Their love is a wink at her fathers, biological males, Adams from outer space, in a church meeting house, a room of semen, women absent, off to sew buttons and mend socks, prepare a dinner and whatnot.
(dad over there saying….)
The stupidity of discourse, I feel the burn! Like parting a heavy curtain.
Later pen phrases that stuff the journal inside of its jaw-like doors.
Everyone is completely sad.
The lion’s mane of his harsh words,
the wearing of furs,
dressed like an old millionaire.
Assembling a purpose out of the wreckage,
I sank or floated.
The city of recovering creatures,
with a bath towel drenched in the female.
Here comes a small glass of it,
a large mouthful of clarity,
wounded by her curses,
sex with their parents, but of course at a respectable age,
some magnetic power of his face, and then ‘out with God’.
Love in the female,
they had been a people of peril,
the predominant consumers of everything in life.
Better to give up than to stop writing.
My tears flowed onto her tears, aqueducts of sweat,
the “vice of sodomy”, called “rubbing”.
Not quite gay boys feigning interest in the anus.
Choose rather to put myself to death than laugh.
Then follows a period of calm in my calamity:
I washed my hands and touched her handsome parents.
The perfection of my crimes,
and a place of sojourn: the ladies room.
The passion of a private visit,
I beg for mercy, like sand slipping through the yoke of their sins.
Wet before mid-afternoon,
completely disgusted with herself,
an array of instruments for satisfying our desires,
completely renounced the world.
No hope to stop writing.
My belief, and look at it as a second option for sex.
Erotica on the pages, more than a fantasy.
We have been subtractive, often I don’t get any more specific, you’ve mistaken me for a man., that which we reject… – Kant
Kant’s father at the top stair, to be consumed by his pain. The child eventually discovers parents are also afraid of dying.
Kant’s father, the harness maker, the family business, never seemed so real, so equivalent.
Horrendously beautiful hair once in the grocery store, I’m reminded here in this subtraction.
We slip into patterns, some better than others.
HELL is true, indeed, to be enjoyed.
Every night, kisses are supernatural,
man desires to be photographed,
alone in his head,
overdoing the gentleman thing,
she can’t escape the knots,
heavy hand of contagion,
he was dressed as a servant lady,
many a night’s liquids,
here in the chamber.
Wool draped as a veil upon the statue.
charmed the sufferer,
the evil hole…
she confides in hell.
A name without a purpose,
“this is called a ( ),” she screams,
a secret from a dying person,
the evil of living,
she was never a woman of Christ.
Peep-holes in the walls,
we prefer it now in the glory of the folds on her body,
I am horny.

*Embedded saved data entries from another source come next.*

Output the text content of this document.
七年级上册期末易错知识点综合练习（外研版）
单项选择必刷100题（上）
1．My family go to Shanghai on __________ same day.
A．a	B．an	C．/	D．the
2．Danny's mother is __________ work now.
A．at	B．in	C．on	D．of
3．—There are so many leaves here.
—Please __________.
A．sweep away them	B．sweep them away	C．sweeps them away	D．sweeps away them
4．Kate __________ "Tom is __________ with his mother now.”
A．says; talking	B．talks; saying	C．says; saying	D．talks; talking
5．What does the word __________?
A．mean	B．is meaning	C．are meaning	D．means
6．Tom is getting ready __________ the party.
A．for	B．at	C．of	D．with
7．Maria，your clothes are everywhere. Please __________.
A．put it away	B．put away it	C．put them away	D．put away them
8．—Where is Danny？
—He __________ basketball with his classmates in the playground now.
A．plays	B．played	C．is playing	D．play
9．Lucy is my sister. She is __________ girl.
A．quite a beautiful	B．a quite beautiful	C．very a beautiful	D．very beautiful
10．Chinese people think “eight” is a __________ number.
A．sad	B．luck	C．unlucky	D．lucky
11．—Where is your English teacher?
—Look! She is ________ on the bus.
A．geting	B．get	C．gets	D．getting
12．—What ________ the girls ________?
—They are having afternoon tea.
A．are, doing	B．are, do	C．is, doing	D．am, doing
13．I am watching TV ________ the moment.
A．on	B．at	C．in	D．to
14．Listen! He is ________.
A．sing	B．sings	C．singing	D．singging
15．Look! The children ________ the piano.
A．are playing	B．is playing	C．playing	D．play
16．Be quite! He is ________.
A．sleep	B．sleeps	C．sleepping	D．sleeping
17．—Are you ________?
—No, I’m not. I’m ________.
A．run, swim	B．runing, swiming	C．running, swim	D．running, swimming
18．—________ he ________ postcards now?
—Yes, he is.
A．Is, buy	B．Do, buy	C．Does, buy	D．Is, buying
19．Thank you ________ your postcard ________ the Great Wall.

I think less friction.
destroying my work,
seek counsel in her lap,
all water evaporating, every article of infection,
splashing water about her eyes to clean the mascara streaks,
the pure worship of Hecate,
I had never heard of it.
I did not speak.
Belonging more to sand than stone,
he slipped into her power, she addressed him as a shadow.
And though desiring variety, they consummated in habit.
Escape the keyhole,
God may guide, but never Permit.
We sit together in lonely places,
the Devil’s prison,
leaving a bloodstain in between never and always.
Careless ease upon your knees,
Now her passion accelerates her toward punishing me, yearning for my submit,
leading to the VICTORS BOOT, and a rueful victory.
‘Slaves are also men’, staring into my hands, staring at every cell, every atom, every particle.
That’s when Corinthians first came into my mouth. (she is so wonderful, we can tell)
Giving masculine names to immodest sentiments.
(the Greek word for wife is the same as woman)
or, “all things to all men”. We see.
Trying to fuck someone into the plot of this novel,
attach their significance by flesh.
HELL is all. No matter how. Why is so I invite it. You never return. Memory is only fragments.